La crise salariale qui secoue l’Office National des Transports (ONATRA) prend une tournure à la fois urgente et symbolique sous le gouvernement Suminwa. Ce mardi 20 mai 2025, l’intersyndicale de l’entreprise publique, menée par Armand Osase, a obtenu une audience auprès de la Première Ministre Judith Suminwa Tuluka. Entre promesses gouvernementales et réalité du terrain, le fossé reste palpable.
Sur la table des négociations : vingt-cinq mois d’arriérés de salaires cumulés entre 2024 et 2025. « La précarité est extrême », a martelé M. Osase, soulignant une « situation chaotique » pour les 5 000 agents actifs et retraités. Si le gouvernement avait apuré deux mois de dettes en décembre 2024 via le ministre du Budget, cette mesure apparaît aujourd’hui comme un sparadrap sur une jambe de bois. Les travailleurs, eux, attendent toujours l’effet concret des « dispositions prises » brandies comme un mantra par les autorités.

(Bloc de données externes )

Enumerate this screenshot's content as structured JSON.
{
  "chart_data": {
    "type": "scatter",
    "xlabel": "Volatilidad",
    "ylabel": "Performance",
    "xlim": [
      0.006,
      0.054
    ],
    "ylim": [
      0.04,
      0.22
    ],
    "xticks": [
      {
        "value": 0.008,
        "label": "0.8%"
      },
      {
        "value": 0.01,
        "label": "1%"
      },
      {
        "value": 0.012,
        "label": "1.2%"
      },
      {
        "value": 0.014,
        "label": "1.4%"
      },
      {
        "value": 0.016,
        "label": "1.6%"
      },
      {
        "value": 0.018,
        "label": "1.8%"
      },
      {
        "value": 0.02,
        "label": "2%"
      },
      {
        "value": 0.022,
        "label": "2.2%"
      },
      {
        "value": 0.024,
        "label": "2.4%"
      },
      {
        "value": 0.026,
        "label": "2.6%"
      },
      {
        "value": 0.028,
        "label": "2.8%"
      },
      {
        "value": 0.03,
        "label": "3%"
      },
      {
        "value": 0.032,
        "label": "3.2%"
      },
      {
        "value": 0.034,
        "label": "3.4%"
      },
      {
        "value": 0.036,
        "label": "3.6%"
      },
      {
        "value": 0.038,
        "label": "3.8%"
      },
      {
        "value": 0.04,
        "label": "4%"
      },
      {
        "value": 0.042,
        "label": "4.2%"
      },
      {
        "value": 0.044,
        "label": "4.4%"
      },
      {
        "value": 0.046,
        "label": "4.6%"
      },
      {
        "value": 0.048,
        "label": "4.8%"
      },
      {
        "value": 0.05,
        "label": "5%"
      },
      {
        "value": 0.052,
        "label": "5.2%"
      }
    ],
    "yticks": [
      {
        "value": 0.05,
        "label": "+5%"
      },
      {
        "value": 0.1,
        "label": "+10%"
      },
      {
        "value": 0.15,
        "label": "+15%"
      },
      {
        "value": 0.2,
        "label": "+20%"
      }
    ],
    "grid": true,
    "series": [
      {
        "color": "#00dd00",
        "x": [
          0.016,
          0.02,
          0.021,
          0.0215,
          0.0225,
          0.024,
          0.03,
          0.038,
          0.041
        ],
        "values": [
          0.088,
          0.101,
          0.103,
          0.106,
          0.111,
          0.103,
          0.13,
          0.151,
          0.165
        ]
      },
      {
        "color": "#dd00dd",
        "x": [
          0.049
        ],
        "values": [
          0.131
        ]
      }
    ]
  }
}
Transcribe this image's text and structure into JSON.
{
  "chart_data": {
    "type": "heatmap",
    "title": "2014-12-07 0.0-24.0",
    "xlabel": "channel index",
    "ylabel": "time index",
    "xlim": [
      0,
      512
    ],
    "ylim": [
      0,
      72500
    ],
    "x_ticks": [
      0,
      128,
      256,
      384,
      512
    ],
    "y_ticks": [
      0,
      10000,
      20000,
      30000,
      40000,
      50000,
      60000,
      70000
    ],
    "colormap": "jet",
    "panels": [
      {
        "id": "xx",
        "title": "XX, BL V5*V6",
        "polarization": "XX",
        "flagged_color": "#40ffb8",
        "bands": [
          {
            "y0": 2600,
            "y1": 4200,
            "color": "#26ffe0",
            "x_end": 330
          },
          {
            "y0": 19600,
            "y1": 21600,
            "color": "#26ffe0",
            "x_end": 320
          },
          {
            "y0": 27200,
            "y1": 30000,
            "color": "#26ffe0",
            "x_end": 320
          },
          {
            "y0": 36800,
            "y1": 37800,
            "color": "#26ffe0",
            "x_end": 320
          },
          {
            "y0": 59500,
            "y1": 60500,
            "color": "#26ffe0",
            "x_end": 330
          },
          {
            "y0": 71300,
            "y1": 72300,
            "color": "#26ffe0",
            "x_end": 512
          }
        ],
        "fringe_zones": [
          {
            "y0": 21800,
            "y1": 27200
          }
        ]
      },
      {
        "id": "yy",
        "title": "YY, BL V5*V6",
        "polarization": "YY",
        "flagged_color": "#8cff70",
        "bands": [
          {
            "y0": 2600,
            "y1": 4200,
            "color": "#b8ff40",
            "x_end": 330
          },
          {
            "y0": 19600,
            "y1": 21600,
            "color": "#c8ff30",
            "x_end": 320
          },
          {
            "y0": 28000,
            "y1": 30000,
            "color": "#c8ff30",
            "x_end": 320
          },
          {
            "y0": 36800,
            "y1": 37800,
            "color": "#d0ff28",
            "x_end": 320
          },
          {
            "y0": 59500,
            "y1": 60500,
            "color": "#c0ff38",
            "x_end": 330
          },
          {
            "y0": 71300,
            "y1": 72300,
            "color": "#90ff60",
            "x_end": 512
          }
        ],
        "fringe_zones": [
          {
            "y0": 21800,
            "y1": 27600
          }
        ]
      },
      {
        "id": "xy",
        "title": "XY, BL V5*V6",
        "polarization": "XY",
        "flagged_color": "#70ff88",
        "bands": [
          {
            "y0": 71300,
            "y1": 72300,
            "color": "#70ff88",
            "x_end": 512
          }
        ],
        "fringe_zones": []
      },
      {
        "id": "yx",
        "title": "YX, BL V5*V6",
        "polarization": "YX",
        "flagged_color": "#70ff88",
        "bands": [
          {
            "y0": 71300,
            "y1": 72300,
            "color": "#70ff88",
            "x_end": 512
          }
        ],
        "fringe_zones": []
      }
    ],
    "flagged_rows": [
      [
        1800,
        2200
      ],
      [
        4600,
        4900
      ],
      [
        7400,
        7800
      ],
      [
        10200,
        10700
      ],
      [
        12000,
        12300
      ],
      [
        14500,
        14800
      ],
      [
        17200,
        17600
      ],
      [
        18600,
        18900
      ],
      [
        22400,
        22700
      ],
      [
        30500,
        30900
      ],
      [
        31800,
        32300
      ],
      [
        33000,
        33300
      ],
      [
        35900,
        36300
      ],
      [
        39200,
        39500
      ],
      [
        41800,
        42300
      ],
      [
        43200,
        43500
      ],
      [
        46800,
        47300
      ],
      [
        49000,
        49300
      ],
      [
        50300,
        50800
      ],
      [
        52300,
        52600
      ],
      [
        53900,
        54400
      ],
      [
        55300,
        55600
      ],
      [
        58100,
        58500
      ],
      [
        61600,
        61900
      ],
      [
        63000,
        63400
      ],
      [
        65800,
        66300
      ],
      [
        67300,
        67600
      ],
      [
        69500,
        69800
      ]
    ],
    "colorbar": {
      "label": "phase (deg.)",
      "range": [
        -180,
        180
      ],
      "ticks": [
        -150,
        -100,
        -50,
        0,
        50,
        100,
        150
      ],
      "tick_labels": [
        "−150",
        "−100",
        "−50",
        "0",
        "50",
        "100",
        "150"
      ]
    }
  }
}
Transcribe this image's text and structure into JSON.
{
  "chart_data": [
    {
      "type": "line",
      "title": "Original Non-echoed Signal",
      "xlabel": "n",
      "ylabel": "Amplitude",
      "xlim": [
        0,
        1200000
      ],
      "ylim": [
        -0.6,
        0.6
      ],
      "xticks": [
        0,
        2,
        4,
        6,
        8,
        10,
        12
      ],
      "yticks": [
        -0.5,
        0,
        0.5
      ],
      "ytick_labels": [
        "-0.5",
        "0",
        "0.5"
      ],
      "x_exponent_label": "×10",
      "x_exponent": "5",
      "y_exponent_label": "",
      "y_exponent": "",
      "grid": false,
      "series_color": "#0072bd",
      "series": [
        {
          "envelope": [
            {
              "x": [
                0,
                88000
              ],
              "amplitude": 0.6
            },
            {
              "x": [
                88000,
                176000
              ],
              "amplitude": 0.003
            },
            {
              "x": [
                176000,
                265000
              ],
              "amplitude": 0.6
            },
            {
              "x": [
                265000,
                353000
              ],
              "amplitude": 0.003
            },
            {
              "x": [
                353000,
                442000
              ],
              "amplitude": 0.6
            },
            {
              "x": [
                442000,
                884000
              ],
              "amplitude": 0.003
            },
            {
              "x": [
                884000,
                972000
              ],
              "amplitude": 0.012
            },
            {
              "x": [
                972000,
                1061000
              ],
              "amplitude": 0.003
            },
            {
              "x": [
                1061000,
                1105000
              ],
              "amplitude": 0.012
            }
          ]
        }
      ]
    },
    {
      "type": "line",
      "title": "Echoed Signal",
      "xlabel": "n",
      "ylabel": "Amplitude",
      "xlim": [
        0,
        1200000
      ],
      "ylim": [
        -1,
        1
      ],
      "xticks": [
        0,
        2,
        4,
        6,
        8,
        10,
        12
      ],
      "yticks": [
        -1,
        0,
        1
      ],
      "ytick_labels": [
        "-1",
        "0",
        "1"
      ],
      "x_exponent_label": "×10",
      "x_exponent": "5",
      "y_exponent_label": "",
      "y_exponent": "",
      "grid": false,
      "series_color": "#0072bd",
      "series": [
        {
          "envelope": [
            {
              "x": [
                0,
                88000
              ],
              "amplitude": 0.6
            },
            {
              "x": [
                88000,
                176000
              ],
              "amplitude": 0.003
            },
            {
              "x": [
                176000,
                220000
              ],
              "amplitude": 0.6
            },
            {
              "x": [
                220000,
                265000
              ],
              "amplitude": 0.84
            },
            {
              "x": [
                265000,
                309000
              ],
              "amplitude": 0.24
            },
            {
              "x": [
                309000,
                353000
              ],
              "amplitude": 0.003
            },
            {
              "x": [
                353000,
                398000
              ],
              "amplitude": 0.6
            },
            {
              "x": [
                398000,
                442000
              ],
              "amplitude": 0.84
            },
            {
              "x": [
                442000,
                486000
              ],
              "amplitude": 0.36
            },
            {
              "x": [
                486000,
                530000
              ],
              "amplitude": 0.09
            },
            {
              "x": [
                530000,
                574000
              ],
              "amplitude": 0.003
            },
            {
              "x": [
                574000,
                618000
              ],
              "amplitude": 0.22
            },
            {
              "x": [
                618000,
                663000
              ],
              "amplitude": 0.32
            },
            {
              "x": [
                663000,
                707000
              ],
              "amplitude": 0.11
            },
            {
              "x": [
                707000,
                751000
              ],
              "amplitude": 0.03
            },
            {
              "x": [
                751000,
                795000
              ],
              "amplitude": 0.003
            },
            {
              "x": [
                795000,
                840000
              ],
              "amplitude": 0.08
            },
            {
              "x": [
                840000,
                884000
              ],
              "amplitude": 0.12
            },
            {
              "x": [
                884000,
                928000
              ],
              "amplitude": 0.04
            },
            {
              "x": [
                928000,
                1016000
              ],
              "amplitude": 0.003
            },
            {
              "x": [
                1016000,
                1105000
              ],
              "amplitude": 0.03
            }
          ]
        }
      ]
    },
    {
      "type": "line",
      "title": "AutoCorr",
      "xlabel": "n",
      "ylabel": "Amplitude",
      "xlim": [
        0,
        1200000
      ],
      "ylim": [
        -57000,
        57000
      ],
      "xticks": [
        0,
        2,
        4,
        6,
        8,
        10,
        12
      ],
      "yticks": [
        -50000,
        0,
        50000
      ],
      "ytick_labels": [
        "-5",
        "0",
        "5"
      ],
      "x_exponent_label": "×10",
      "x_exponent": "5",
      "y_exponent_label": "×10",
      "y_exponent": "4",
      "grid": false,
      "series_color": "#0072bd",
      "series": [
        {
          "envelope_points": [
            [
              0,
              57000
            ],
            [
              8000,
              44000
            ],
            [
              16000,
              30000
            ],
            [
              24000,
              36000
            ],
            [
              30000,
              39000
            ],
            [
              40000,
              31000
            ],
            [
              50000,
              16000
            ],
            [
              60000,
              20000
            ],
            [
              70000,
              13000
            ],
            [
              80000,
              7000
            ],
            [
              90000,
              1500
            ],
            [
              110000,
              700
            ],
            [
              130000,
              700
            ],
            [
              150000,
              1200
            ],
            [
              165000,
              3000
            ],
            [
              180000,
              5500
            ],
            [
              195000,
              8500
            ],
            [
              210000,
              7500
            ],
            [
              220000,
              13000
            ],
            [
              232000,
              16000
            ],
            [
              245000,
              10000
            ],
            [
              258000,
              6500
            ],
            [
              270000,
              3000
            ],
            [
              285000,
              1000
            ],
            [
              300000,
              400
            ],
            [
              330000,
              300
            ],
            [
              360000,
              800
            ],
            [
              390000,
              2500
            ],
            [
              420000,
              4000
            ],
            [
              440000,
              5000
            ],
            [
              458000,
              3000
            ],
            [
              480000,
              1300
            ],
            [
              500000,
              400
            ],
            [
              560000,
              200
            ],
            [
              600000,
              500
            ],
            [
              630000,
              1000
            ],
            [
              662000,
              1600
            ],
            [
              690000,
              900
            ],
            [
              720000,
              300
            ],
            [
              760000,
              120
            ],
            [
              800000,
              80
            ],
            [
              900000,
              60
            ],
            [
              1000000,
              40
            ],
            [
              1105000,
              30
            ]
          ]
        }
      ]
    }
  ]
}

La relance du transport public, autre pilier du dossier, suscite autant d’espoirs que de scepticisme. Le projet de réactivation de l’axe ferroviaire Kinshasa-Matadi – colonne vertébrale économique à l’arrêt depuis des années – et la modernisation des taxis fluviaux visent clairement une relance multisectorielle. Mais comment croire à cette renaissance alors que les caisses de l’ONATRA peinent à honorer ses salariés ? La question, rhétorique, plane sur les engagements affichés.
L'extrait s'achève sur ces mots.